Comparative pangenomic insights into the distinct evolution of virulence factors among grapevine trunk pathogens

Authors: GARCIA, J. - University Of California, Davis; MORALES-CRUZ, A. - Department Of Energy Joint Genome; COCHETEL, NOE - University Of California, Davis; MINIO, A. - University Of California, Davis; FIGUEROA-BALDERAS, R. - University Of California, Davis; ROLSHAUSEN, P. - University Of California, Riverside; Baumgartner, Kendra; CANTU, DARIO - University Of California, Davis

Submitted to: Molecular Plant-Microbe Interactions
Publication Type: Peer Reviewed Journal
Publication Acceptance Date: 11/2/2023
Publication Date: 3/8/2024
Citation: Garcia, J., Morales-Cruz, A., Cochetel, N., Minio, A., Figueroa-Balderas, R., Rolshausen, P., Baumgartner, K., Cantu, D. 2024. Comparative pangenomic insights into the distinct evolution of virulence factors among grapevine trunk pathogens. Molecular Plant-Microbe Interactions. 37(2):127-142. https://doi.org/10.1094/MPMI-09-23-0129-R.

Interpretive Summary: Variability in the rate at which a pathogen colonizes its host (‘virulence’) has been reported among various species of fungal pathogens that cause grapevine trunk diseases. However, studying the genetic bases of such intraspecific variation has been hampered by a focus the genome of one isolate per species. This approach does not take into account the diversity in the genomes of multiple isolates within a species. Our study introduces nucleotide-level, reference-free pangenomes, which are constructed from analyses of multiple isolates per species. We expect these pangenomes to become a valuable study tool for examining variation in virulence and, further, species evolution. As model species, we used Eutypa lata, Neofusicoccum parvum and Phaeoacremonium minimum, causal agents of the grapevine trunk diseases Eutypa dieback, Botryosphaeria dieback, and Esca, respectively. These pangenomes revealed distinct evolutionary patterns within and between species. Indeed, we identified variation in virulence-related genes, but also in the non-coding regions, such as diverse Transposable Elements in the dispensable and private regions of the genome. Finally, our pangenomes serve as invaluable resources for future forward-genetic analyses, including panGWAS, with the goal of unveiling the genetic basis of specific pathogenic and virulence-related traits.
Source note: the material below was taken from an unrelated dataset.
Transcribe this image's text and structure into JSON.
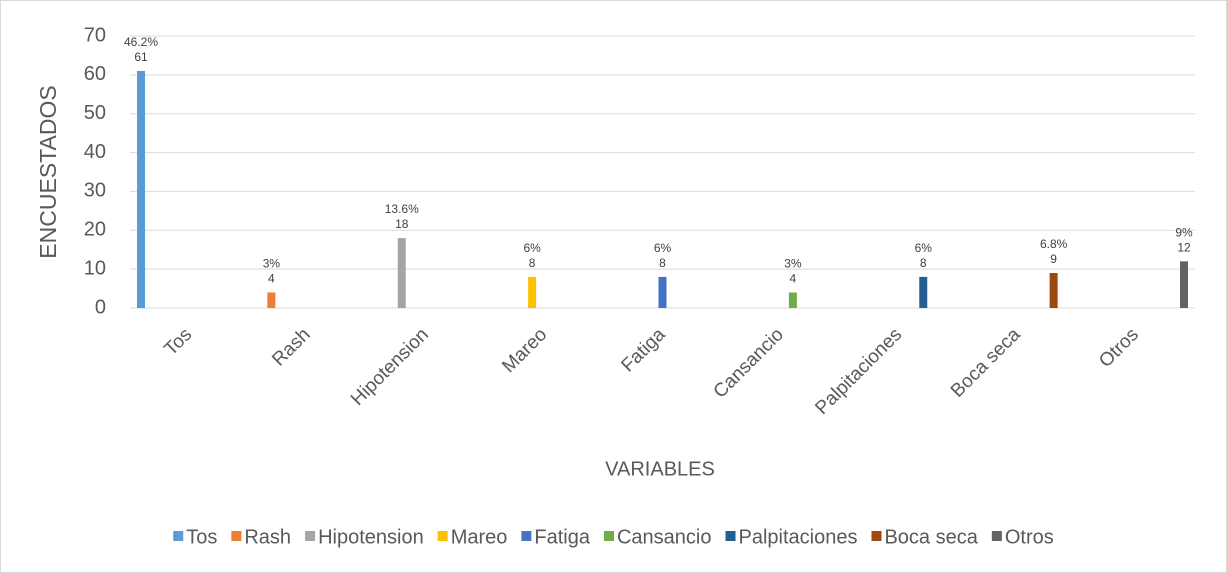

Technical Abstract: The permanent organs of grapevines (V. vinifera L.), like other woody perennials, are colonized by various unrelated pathogenic ascomycete fungi secreting cell wall-degrading enzymes and phytotoxic secondary metabolites that contribute to host damage and disease symptoms. Trunk pathogens differ in the symptoms they induce and the extent and speed of damage. Isolates of the same species often display a wide virulence range, even within the same vineyard. This study focuses on Eutypa lata, Neofusicoccum parvum, and Phaeoacremonium minimum, causal agents of Eutypa dieback, Botryosphaeria dieback, and Esca, respectively. We sequenced fifty isolates from viticulture regions worldwide and built nucleotide-level, reference-free pangenomes for each species. Through examining genomic diversity and pangenome structure, we analyzed intraspecific conservation and variability of putative virulence factors, focusing on functions under positive selection, and recent gene-family dynamics of contraction and expansion. Our findings reveal contrasting distributions of putative virulence factors in the core, dispensable, and private genomes of each pangenome. For example, CAZymes were prevalent in the core genomes of each pangenome, whereas biosynthetic gene clusters were prevalent in the dispensable genomes of E. lata and P. minimum. The dispensable fractions were also enriched in Gypsy transposable elements and virulence factors under positive selection (polyketide synthases genes in E. lata and P. minimum, glycosyltransferases in N. parvum). Our findings underscore the complexity of the genomic architecture in each species and provide insights into their adaptive strategies, enhancing our understanding of the underlying mechanisms of virulence.